Chasse is a well-kept secret in the garden preservation world. He has never sought celebrity status, although he has worked for well-known individuals. The hallmarks of his preservation work: seeing the landscape as a medium of human expression. He sorts out how to put back what has been taken apart or fallen apart. How to return historic landscapes to the private Edens they once were.
On a practical and philosophic level these are interesting questions. Chasse has devoted himself to finding solutions…bringing back personal visions and recognizing the needs of current clients. In recreating these historic landscapes, Chasse has had to be brutal at times. Shrubs are overgrown, trees larger then originally conceived, plants no longer thriving due to climate change, etc. They need to be replaced, not revered. One needs to go back to the original plans or drawings and look at the core of the original idea.
Near the end of his talk, Chasse reflected on the entire nature of historic preservation and gardens, in particular. “We don’t have faith in the future anymore.” What are the implications of this statement. Houses and gardens were once built to last and be passed onto generations in the same family. Due to a changing culture, familial dissolution and maintenance concerns, these historic properties are rarely kept in tact. They are sold and reconfigured. Where does that leave the garden conservancy movement?
Chasse showed us the graphic score for a dance.
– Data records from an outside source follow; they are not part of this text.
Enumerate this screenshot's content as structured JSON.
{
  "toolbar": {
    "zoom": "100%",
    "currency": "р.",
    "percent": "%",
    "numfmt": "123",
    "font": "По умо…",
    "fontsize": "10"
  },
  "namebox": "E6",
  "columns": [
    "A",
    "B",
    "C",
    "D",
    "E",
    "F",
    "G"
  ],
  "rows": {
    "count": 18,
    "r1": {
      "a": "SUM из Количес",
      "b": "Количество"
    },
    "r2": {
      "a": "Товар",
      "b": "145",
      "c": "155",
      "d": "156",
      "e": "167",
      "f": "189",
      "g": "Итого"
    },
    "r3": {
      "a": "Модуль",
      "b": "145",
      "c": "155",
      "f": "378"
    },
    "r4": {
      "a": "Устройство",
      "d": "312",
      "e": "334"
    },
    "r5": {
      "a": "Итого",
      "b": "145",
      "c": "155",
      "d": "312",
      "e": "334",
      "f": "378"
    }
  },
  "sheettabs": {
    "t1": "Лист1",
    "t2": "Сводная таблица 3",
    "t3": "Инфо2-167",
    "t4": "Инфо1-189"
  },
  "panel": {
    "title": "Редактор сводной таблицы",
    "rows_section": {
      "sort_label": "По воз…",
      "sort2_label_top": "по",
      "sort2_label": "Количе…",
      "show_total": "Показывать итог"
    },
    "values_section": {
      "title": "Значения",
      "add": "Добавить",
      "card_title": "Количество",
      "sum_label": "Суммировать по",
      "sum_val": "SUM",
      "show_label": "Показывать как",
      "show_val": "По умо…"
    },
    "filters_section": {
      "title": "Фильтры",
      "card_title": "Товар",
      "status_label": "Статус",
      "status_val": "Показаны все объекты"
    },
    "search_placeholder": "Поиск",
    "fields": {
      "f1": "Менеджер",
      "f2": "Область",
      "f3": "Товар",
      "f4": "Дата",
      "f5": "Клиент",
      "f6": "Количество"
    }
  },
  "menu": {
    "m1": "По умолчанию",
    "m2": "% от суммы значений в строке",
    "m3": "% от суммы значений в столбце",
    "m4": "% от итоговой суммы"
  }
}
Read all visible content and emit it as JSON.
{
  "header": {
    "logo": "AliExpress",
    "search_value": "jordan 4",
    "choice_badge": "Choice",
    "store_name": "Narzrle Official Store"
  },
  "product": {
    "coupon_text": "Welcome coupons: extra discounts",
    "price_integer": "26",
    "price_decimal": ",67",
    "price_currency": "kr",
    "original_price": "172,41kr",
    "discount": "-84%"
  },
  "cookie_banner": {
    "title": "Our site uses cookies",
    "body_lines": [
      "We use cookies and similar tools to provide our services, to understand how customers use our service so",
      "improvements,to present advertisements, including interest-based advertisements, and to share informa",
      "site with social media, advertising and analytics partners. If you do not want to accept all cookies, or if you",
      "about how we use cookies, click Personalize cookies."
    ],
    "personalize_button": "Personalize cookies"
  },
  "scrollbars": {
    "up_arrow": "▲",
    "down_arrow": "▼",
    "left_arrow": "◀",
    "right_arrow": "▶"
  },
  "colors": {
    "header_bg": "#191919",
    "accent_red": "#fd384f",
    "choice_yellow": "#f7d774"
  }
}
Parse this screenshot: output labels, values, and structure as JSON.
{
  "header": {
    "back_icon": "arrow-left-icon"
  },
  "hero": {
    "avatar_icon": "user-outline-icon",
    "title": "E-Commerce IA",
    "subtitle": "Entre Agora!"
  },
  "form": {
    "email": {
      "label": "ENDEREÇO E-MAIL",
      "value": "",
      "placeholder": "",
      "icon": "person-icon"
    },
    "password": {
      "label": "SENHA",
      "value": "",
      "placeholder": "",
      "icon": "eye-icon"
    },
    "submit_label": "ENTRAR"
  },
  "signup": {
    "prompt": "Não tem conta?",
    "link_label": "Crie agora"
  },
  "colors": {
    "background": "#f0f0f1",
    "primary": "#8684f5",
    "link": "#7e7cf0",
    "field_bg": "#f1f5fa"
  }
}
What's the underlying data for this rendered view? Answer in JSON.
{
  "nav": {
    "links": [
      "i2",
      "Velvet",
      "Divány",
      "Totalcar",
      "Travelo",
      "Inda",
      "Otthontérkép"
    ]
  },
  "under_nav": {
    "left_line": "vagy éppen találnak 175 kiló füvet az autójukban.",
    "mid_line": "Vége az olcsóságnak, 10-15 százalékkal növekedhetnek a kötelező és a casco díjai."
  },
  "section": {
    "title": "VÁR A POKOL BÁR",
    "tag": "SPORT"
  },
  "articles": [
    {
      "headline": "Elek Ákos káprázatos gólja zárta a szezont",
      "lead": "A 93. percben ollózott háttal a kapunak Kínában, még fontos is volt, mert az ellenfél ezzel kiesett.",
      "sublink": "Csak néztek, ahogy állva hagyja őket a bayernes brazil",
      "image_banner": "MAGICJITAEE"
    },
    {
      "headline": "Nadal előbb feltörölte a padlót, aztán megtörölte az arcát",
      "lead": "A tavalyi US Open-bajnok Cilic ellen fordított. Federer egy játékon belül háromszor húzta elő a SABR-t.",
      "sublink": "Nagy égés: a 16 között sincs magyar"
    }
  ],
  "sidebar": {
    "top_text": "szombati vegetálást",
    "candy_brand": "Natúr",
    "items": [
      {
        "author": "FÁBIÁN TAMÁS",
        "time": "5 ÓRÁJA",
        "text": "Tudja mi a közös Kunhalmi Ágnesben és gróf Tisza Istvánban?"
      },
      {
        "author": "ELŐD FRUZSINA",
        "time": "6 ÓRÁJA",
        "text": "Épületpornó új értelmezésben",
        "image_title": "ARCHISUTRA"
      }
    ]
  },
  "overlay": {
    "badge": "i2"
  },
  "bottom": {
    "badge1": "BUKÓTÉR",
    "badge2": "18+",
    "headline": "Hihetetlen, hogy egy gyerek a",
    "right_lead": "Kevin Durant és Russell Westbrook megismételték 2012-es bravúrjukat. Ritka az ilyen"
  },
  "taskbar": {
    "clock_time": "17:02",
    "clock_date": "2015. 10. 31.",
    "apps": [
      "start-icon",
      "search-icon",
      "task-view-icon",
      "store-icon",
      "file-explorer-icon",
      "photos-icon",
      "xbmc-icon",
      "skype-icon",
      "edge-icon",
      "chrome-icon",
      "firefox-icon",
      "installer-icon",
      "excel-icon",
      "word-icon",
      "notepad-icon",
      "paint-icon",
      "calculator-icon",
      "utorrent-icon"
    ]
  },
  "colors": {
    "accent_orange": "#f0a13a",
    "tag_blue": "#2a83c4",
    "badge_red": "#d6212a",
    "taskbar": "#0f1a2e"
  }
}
Can landscapes be recorded in some way similar to dance choreography? These are questions, I never think about. Can social networking sites, like Facebook, which share billions of pieces of information, be applied to sharing information about gardens? I am about to spend 10 weeks in the UK, visiting lots of great gardens, a country known for preservation, I might consider whether insuring that gardens last forever, is important.